Ilia Topuria lo ha dejado claro: él esperaba verse las caras con Paddy Pimblett en un evento mayúsculo de la UFC, concretamente en lo que se ha llamado UFC Freedom 250. El “Matador” no anda con rodeos y admite que esa pelea era real para él, una batalla que el público y él mismo tenían marcada en rojo en el calendario. Aunque el nombre “Freedom 250” no corresponde a un evento oficial, la intención es evidente: Topuria ansiaba un choque con Pimblett en un evento de alta repercusión.

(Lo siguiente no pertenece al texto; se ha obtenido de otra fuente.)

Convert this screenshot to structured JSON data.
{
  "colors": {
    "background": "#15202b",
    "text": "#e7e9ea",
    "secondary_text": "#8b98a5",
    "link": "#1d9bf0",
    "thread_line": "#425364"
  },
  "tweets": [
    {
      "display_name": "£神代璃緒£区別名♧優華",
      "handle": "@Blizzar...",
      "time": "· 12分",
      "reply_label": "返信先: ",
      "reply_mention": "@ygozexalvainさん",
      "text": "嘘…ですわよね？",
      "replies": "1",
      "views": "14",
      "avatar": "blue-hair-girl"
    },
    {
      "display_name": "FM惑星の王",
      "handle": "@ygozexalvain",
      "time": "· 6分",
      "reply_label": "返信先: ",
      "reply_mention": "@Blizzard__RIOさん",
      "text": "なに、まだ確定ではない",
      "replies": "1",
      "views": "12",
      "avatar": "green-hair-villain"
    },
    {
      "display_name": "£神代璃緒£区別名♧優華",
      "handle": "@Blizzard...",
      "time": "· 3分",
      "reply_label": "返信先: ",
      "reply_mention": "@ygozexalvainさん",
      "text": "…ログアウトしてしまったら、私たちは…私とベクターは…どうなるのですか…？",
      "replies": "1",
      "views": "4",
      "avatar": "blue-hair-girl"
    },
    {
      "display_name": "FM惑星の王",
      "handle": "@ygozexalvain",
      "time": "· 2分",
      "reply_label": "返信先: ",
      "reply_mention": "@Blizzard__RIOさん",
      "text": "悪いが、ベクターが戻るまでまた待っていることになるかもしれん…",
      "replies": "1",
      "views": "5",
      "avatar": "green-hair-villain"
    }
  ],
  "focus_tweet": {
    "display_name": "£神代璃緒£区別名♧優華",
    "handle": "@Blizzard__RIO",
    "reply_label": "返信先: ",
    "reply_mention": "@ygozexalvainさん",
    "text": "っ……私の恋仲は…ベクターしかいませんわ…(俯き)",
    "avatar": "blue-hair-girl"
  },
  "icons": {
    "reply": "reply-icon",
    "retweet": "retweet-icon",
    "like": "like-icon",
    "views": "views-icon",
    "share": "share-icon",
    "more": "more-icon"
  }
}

La expectativa real detrás del choque Topuria vs. Pimblett
La rivalidad entre Topuria y Pimblett no nace de un simple capricho mediático. Detrás está una guerra declarada en cada palabra, en cada entrevista y hasta en un altercado físico que tuvieron en 2022. Dos estilos, dos personalidades y una tensión que parece sacada de un guion. Topuria, campeón invicto del peso pluma, y Pimblett, la promesa carismática del peso ligero, representan la mezcla perfecta para un combate explosivo que cualquier organización soñaría tener.
Ilia Topuria manifestó en una entrevista reciente que el combate estaba en sus planes y que se había concebido como una pelea para un evento de pago por visión, algo similar a un UFC 250, evento que llama como “Freedom 250” por la magnitud que esperaba. La UFC no ha oficializado nada con ese nombre, pero el mensaje está claro: Topuria estuvo listo para sacarse las ganas con Pimblett.
¿Quiénes son Ilia Topuria y Paddy Pimblett?
Ilia Topuria, “El Matador”, es una máquina de pelea: un peleador técnico, agresivo y con un poder de nocaut brutal que ha dejado sin victorias a todos sus rivales en la UFC. Su ascendencia hispano-georgiana se refleja en un estilo técnico y agresivo que no da tregua, con dominio del striking y un grappling sólido que maneja con precisión quirúrgica.
Por otra parte, Paddy Pimblett es “The Baddy” inglés, famoso por su carisma desbordante y un estilo lleno de acción que conecta con los aficionados como pocos. Aunque compite en peso ligero, su popularidad y capacidad para generar espectáculo lo convierten en un rival letal y buscado para peleas de grandes ventas.
¿Por qué no se dio la pelea?
El asunto es simple: la UFC no ha programado ese enfrentamiento. Y aunque Topuria esperaba que ocurriera en un evento “Freedom 250”, que no existe formalmente, la realidad es que las categorías de peso y las decisiones promocionales lo han pospuesto. Además, situaciones de calendario y estrategia deportiva hacen que estas guerras se cocinen a fuego lento.
Los fans ya están quemando las prepagas esperando que la UFC materialice esta bomba. La velocidad y el golpeo de Topuria contra la juventud y la audacia de Pimblett prometen guerra de la buena, un combate en donde cualquiera podría salir destrozado o glorificado.
Implicaciones para el futuro de la rivalidad
Que Topuria haya admitido esta expectativa es un aviso: la llama está viva. La presión mediática y la demanda del público empujan para que esta pelea se haga realidad. Además, la rivalidad tiene todos los ingredientes: enfrentamiento personal, choque de estilos y la promesa firme de que no será un paseo por la jaula.
La probable solución para que la pelea ocurra es un acuerdo en la categoría de peso o una superliga que atraiga, de una vez por todas, la atención mundial. Topuria y Pimblett tienen mucho que perder y más que ganar en una guerra de esta magnitud.
Conclusión
Ilia Topuria no es de los que se esconden ni de los que tiran la piedra y esconden la mano. Admitir que esperaba enfrentarse a Paddy Pimblett en un evento de alto calibre, aunque ese “Freedom 250” sea un término un tanto difuso, muestra la sinceridad y la hambre de guerra que tiene este campeón. La UFC ha dejado pasar la oportunidad hasta ahora, pero la presión va a crecer. Los fans quieren la guerra; Topuria y Pimblett están listos para darla. Solo falta que la jaula se abra y empiece la devastación.